Bree didn’t respond for a long moment. “We can’t get past them without a fight and dozens more will be here by sunrise.”
“We’ll have to try,” Bellor said.
“Impossible,” Bree said. “Even if we eluded them tonight, they would find us in the morning.“
Drake decided he wasn’t going to become part of the skeletal boundary.
He would go back and they would ambush the main group of cultists. They were numerous, but weakened. Maybe they could win.
“We can’t go back,” Bree said, reading his expression. “Shai’keen is in our way, and the chasm of Zaratek’s Deep to the west bars our passage.”
“What about East?” Drake asked.
“The Sand Lake lies there.” Bree’s eyes reflected the moonlight, and he saw hesitation—worry. “It’s not far from here. I’d planned to skirt the edge of it to avoid being spotted by the nomads. Now we can’t.”
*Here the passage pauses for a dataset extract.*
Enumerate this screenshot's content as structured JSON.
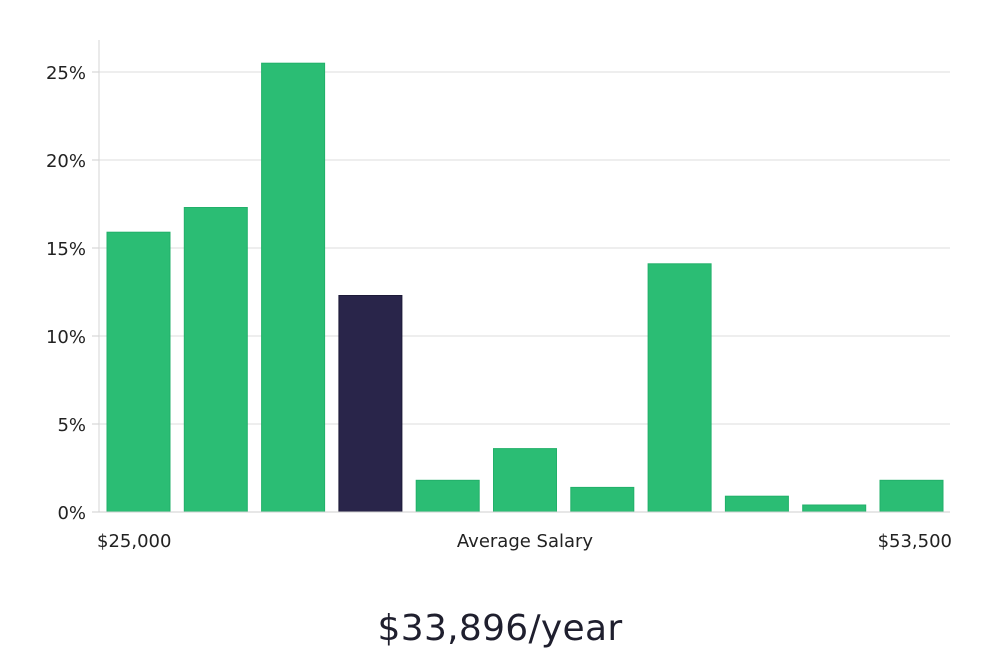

“What way can we go?” Bellor asked.
The moonlight hit Bree in the face, and her scant freckles stood out more as she paled. “We’ll have to go into the Sand Lake.”
The fear in Bree’s face and the worry in her voice unsettled Drake even more. What was she so afraid of in the Sand Lake?
“The nomads won’t follow us there,” Bree said, her voice monotone, as she answered the question hanging in the air.
“Then what’s the matter?” Bellor asked. “We’re not going to stay here and end up mutilated and staked out under the sun.”
“There are worse ways to die.” Bree’s words and expression were deadly serious.
“What are you not telling us?” Bellor asked.
“It would be better to leave that unsaid for now.” Bree avoided looking at anyone. “Some things are drawn to you by the mere mention of them.”
Bellor’s golden-brown eyes looked haunted as he nodded in agreement.
“Ask nothing more for now,” Bree said. “If we hurry, we can enter the Sand Lake just after the sun has risen. Then we trek south and get out before sunset.”
“And if we don’t get out before the sun sets?” Bellor asked.
Bree let out a long sigh. “We’ll wish we had tried to fight our way past the nomads and risked the Seh’ken’rah.”